Many NDIS providers going for an external audit wonder what will happen if the auditors find something wrong in the audit. What will be the consequences? Will they stop the audit? Will they refuse to recommend the organisation for approval or certification? Will they continue the audit?
Here are some hints about how audit findings work, when the auditors may stop auditing, what nonconformities mean, and what you need to do about them.
What do the auditors do?
What happens in an audit is that the auditor takes a set of criteria, such as the NDIS Quality Indicator guidelines requirements, along with your policies and procedures and gathers evidence to verify if the criteria are being met. Auditors are looking for verifiable evidence such as records, documents, policies, processes, service agreements and etc.
During the audit, the auditors will check the evidence to make sure that they meet all of the audited criteria to gather evidence, compare it to the criteria, and determine if they were met.
When do the auditors stop auditing?
The auditor must complete their assessment based on the criteria specified in the audit plan. Auditors have the right to stop the audit if there is no support from the business their auditing to accommodate their needs, for example, the audit guide, the key staff not attending during the audit or refusing to share the required evidence with the auditor.
Also, the auditor can stop any audit and leave the site if they find the site unsafe to stay in. Auditors, like any other worker, have to remove themselves from work situations that they consider to present an imminent and serious danger to their life or health, as well as the arrangements for protecting them from undue consequences for doing so. In this case, the auditor must leave the site immediately.
Apart From the two above reasons, auditors continue their audit as per the provided audit plan and their report must include feedback on all criteria supposed to be audited.
Audit Findings and their consequences
Providers coming into the scheme may not be equipped for the level of documentation required to meet the standards. If this is discovered during the audit, businesses will receive non-conformities that can be useful for improvement purposes.
Generally, as the auditors progress through the audit, questions are asked about the evidence that links to the standards and stated requirements. If the evidence isn’t there or doesn’t meet the full intent of the element or mandatory requirement, then a non-conformity would be raised.
Regarding audit findings, the provider must address the non-conformities. There are two categories of non-conformities; Major non-conformity and Minor nonconformity.
In the case of receiving minor non-conformities:
Certification may be recommended where minor non-conformities have been identified; however, the NDIS Provider must demonstrate to the AQA evidence of an acceptable corrective plan, before the recommendation is made.
The corrective action plan must include the following:
Minor non-conformities are required to be closed out within twelve (12) months of the assessment.
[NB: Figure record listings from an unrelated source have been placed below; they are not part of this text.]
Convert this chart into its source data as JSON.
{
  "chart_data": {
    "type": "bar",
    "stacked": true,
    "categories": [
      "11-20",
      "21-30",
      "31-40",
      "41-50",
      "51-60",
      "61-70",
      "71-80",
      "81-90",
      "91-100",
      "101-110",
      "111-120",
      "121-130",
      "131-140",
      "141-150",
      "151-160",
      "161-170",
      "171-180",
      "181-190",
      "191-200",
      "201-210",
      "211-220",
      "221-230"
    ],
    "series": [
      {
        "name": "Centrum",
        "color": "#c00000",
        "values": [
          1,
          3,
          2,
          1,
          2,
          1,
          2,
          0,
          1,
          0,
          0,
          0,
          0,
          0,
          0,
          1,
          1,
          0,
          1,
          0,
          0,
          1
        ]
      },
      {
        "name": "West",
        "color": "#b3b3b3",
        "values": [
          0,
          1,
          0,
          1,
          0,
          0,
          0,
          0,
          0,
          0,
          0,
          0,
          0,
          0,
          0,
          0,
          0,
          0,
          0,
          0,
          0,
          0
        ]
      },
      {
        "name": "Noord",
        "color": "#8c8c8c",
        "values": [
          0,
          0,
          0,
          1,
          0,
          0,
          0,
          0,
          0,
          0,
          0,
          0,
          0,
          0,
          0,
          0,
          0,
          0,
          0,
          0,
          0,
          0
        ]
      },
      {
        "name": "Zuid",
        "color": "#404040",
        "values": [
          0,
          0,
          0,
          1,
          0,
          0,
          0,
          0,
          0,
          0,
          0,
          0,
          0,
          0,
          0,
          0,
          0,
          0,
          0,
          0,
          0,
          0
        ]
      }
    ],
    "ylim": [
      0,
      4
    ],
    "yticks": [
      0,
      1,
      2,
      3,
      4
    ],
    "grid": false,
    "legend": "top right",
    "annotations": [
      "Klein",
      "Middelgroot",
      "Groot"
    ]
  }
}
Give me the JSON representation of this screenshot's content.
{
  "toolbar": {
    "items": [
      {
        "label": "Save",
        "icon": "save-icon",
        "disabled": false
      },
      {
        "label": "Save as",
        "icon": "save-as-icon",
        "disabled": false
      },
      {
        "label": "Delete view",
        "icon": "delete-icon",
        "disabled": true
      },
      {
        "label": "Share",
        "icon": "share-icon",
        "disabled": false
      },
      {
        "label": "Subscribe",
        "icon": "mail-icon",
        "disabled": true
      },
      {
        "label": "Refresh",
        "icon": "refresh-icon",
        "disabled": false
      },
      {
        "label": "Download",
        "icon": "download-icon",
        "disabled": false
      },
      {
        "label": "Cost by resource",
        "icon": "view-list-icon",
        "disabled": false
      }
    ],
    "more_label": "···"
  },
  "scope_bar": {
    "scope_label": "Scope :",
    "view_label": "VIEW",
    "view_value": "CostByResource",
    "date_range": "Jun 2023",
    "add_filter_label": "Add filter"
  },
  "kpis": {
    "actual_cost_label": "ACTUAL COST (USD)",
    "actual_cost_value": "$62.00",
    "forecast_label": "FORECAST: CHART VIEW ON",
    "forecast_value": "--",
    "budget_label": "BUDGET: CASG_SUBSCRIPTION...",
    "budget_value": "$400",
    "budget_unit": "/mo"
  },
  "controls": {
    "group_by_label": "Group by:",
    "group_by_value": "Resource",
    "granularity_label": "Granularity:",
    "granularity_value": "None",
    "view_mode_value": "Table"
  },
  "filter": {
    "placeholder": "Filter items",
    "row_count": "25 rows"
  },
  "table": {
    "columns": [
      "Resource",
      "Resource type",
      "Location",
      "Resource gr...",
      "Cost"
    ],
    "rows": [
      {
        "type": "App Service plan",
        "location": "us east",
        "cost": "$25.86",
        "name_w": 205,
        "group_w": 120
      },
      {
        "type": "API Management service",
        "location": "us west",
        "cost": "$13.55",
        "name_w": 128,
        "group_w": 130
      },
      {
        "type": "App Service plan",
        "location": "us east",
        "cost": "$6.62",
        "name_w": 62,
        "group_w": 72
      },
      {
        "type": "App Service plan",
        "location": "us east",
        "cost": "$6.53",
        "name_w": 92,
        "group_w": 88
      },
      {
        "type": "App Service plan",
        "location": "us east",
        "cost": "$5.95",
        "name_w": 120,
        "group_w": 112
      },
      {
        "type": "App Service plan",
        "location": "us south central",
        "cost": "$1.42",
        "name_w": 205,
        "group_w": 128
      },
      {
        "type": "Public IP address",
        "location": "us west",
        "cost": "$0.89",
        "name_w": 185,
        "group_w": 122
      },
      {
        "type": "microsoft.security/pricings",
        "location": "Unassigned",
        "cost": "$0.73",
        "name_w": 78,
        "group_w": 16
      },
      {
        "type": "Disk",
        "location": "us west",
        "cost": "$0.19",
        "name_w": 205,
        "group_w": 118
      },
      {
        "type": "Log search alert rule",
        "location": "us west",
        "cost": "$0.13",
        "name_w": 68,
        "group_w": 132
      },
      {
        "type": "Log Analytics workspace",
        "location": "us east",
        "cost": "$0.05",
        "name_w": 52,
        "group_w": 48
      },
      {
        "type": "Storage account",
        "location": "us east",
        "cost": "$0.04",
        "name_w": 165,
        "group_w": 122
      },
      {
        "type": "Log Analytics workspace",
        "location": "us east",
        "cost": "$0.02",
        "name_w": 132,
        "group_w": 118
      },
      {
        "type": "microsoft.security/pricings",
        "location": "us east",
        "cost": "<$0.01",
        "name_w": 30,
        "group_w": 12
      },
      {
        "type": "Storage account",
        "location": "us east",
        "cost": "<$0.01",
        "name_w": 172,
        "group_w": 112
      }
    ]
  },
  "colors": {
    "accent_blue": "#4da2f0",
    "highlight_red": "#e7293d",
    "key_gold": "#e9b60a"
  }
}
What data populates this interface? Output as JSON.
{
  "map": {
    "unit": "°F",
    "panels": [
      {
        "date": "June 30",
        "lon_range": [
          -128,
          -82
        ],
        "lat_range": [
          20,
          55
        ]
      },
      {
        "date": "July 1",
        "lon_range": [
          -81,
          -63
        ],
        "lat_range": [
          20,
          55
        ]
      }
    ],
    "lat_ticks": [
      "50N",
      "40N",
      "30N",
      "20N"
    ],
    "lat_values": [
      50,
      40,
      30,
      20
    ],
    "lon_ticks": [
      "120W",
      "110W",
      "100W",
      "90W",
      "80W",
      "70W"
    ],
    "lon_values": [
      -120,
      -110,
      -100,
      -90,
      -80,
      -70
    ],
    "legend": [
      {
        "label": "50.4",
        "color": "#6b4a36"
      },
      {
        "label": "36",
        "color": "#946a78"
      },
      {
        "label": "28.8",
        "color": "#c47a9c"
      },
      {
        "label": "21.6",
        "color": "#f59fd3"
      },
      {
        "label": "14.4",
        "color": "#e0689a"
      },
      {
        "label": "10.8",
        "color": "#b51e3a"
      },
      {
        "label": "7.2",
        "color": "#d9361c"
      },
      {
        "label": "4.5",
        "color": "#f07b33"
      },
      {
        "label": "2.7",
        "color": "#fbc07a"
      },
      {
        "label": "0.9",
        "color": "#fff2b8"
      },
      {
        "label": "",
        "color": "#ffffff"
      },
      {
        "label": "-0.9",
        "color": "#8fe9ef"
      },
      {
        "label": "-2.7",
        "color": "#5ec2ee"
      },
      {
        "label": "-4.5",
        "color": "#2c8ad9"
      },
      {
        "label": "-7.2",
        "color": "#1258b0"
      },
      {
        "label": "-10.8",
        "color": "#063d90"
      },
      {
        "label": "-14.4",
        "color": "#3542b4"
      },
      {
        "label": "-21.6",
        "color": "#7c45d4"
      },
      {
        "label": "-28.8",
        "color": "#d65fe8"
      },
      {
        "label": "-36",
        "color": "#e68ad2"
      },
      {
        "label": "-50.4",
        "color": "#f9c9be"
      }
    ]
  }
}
Failure to close minor non-conformities within twelve (12) months of the date of issue will result in a major non-conformity being raised.
In the case of receiving major non-conformities:
Major Non-Conformity prevents a certification.
Things you should do to back to the certification track:
Major Non-conformances are raised where the provider is unable to demonstrate quality and safety system process to meet the outcomes and indicators of the applicable NDIS Practice Standards and/or the gaps present a high risk. Three (3) Minor Non-Conformances within the same module may also constitute a Major Non-Conformance.
All major non-conformances must be closed out before a recommendation is made to the NDIS Commission for initial certification, continued certification or renewal. Where the major non-conformance does not place a participant at risk of significant harm, the NDIS provider is required to:
Submit a corrective action plan to the audit team leader within five (5) days of the assessment. The plan must meet include the information and be accepted by the audit team leader.
Undergo a “follow-up audit” of the implemented corrective action plan within three (3) months to close out or downgrade the non-conformance(s)
Follow up audits (only for the major non-conformity)
By definition, a Follow-up Audit is an audit designed to evaluate the effectiveness of corrective action. The Follow-up Audit is the evaluation of the adequacy, effectiveness, and timeliness of actions taken by management or responsible organisation on reported observations and recommendations, including those made by auditors.
The AQA may conduct the follow-up audit remotely or onsite. This is determined based on the complexity and nature of the non-conformance. Any costs associated with a follow-up audit, are the responsibility of the organisation undergoing the audit. These can be negotiated and are not included in the initial quote.
What should you do as a provider?
As a provider, you should not fear getting audit non-conformities. Auditors must complete their assessment as per specified criteria and their reports indicate your organisation's compliance with the assessed criteria. The auditor reports highlighting compliance and non-conformities. You must prepare your organisation to avoid any non-conformity. You may consider the internal audit as one of the most effective ways to ensure your preparedness, but non-conformities are normally unavoidable due to many known and unknown reasons.
Knowing the fact that audit non-conformities are part of an auditing process. Get yourself familiar with the audit non-conformity categories and follow the process as instructed above. Verify such steps prior to any audit with your AQA.